Well I ended up taking down the upper frame. It proved too expensive to source a chevron mounted bearing, after Fastenal failed to deliver on the one in their catalog, which would have been ideal. So I drilled some new holes in the frame rail and started to use a hole saw to expand the hole around the shaft, to suit a different bearing.
I found out 2 things from this: using a hole saw without a solid pilot hole (I used a chunk of wood for the pilot) to guide it doesn’t work well. And it is DEFINITELY loud enough to wake a sleeping toddler. I could clamp some aluminum behind it to provide a better pilot but to save time, and be lazy, I am going to leave the hole as it is and just space out the bearing. Also I think I would need to scrounge up a better hole saw. The blade I was using had some serious wobble and has little left for teeth.
I then reassembled the upper frame and did a little bounce testing.
From this testing I found that the lower frame isn’t quite as stiff as I would like. The back right hand corner will lift a little (about 1/8″, maybe less) when you really bounce your weight away from the wall. It doesn’t feel flimsy or like it’s going to tip but it is a little off-putting when you can see and hear it lift. With the planks on I doubt you will be able to see it, their weight should hold it down more, but I would still like to do something to stiffen up the frame. The wall frame feels super stiff.
Since only the one side lifts I am inclined to think that the diagonal strap on in the lower frame (the one that runs along the floor) is keeping the other corner from lifting. If this is the case it will be easy enough to stiffen things by adding an additional diagonal strap, making the lower frame symmetric. It could also be that the one brace running diagonally from the top to the bottom shown below has a stiffening, bent flange, while the other does not. This can be checked by simply swapping the braces and seeing if it has any effect.
(Note: I swapped the braces after writing this post and it did change things a bit but the difference seems to come primarily from the lower strap.)
I will run some additional FEA and verify that this change will improve things.
There was a bit of a learning curve involve with getting the main frame rails in place. I had to sit them on blocks and balance them in place against the lower frame while I then slid the main shaft into place. The thought of knocking them over while inserting the shaft made it slightly nerve wracking.
Then before bolting the bearings to the frame rails I had to carefully block the rails up so that the pin hole on the rail was centered on the hole in the pin plate. This would be a totally unnecessary step if I used bearings like this which would be piloted into place on the rail. They are slightly more expensive but I think this would have been worth it.

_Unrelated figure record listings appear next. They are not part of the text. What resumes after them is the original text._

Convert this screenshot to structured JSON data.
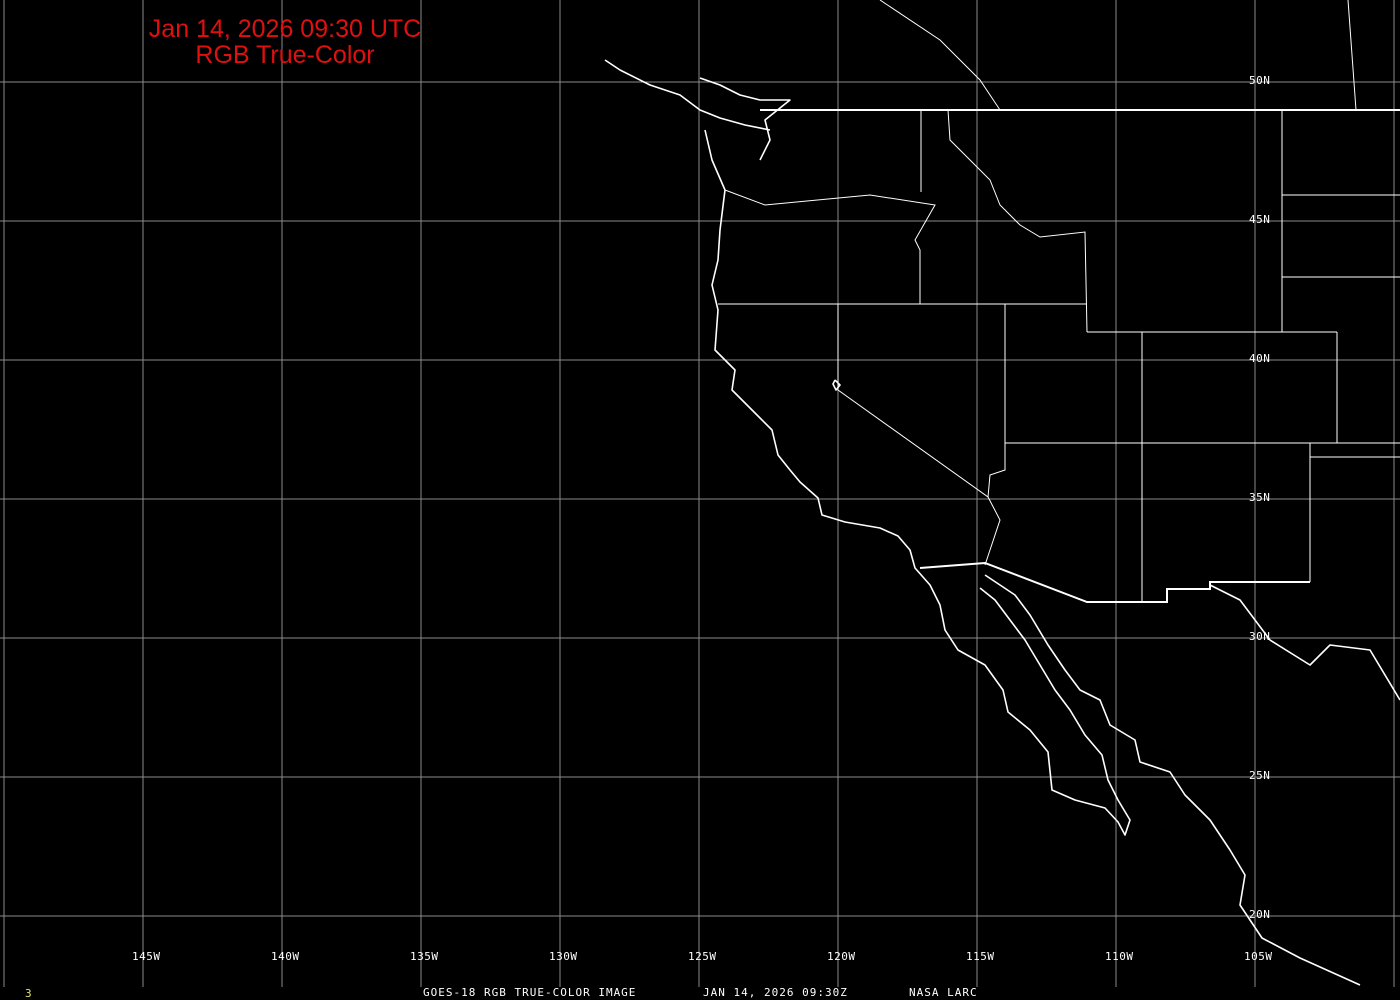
{
  "title": {
    "line1": "Jan 14, 2026 09:30 UTC",
    "line2": "RGB True-Color"
  },
  "caption": {
    "product": "GOES-18 RGB TRUE-COLOR IMAGE",
    "datetime": "JAN 14, 2026 09:30Z",
    "source": "NASA LARC"
  },
  "frame_number": "3",
  "longitude_labels": [
    "145W",
    "140W",
    "135W",
    "130W",
    "125W",
    "120W",
    "115W",
    "110W",
    "105W"
  ],
  "latitude_labels": [
    "50N",
    "45N",
    "40N",
    "35N",
    "30N",
    "25N",
    "20N"
  ],
  "colors": {
    "background": "#000000",
    "title": "#e01010",
    "grid": "#8a8a8a",
    "coastline": "#ffffff",
    "frame_number": "#e8e070"
  }
}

Putting the little brackets on the cross brace pieces I noted 2 problems. First Princess Auto had nothing but 3.5″ bolts in the 3″ bolt bin. And the mounting faces of the brackets are not flush with the end of the square tube. Next time I would use slotted holes in the brackets to allow for some variance in the bent parts.
I don’t think this will cause any major problems, but we will find out.
I didn’t get quite as much done on the weekend as I had hoped, as I was briefly sidelined by a stomach flu. But on Sunday, with the help of my father, we managed to get the lower frame assembled.
First we assembled the two outer frames:
We then stood them upright and put in the cross bracing. This was a bit of a chore and it would have been a pain on my own. It might have been easier to assemble the lower part of the frame and build up from there.
Next we managed the only bit of real metal working that should be necessary in this project. We drilled and tapped holes in the ends of the main support shaft that the wall frame pivots on. This allows you to bolt the shaft to the frame. (This might not be the only metal working. I will need to do something similar to get the motor driven angle adjustment working. If I bother.)
I kinda anticipated this being a pain and it was, but it went much better than I expected thanks to Lyle “the human lathe” once we found a sharp bit. It was still a two person job to drill and keep the drill aligned well. If I do another one of these I will make a point of buying the softest steel I can reasonably get to ease this step, rather than whatever cold-rolled material was on sale.
The biggest surprise was how big (and HEAVY) this thing is. Sure I designed it, but I didn’t really envision it taking up half my garage. I kinda thought we might be able to park on that side if I trimmed my work bench. Oh well, at least summer is coming up and parking outside won’t be a hassle.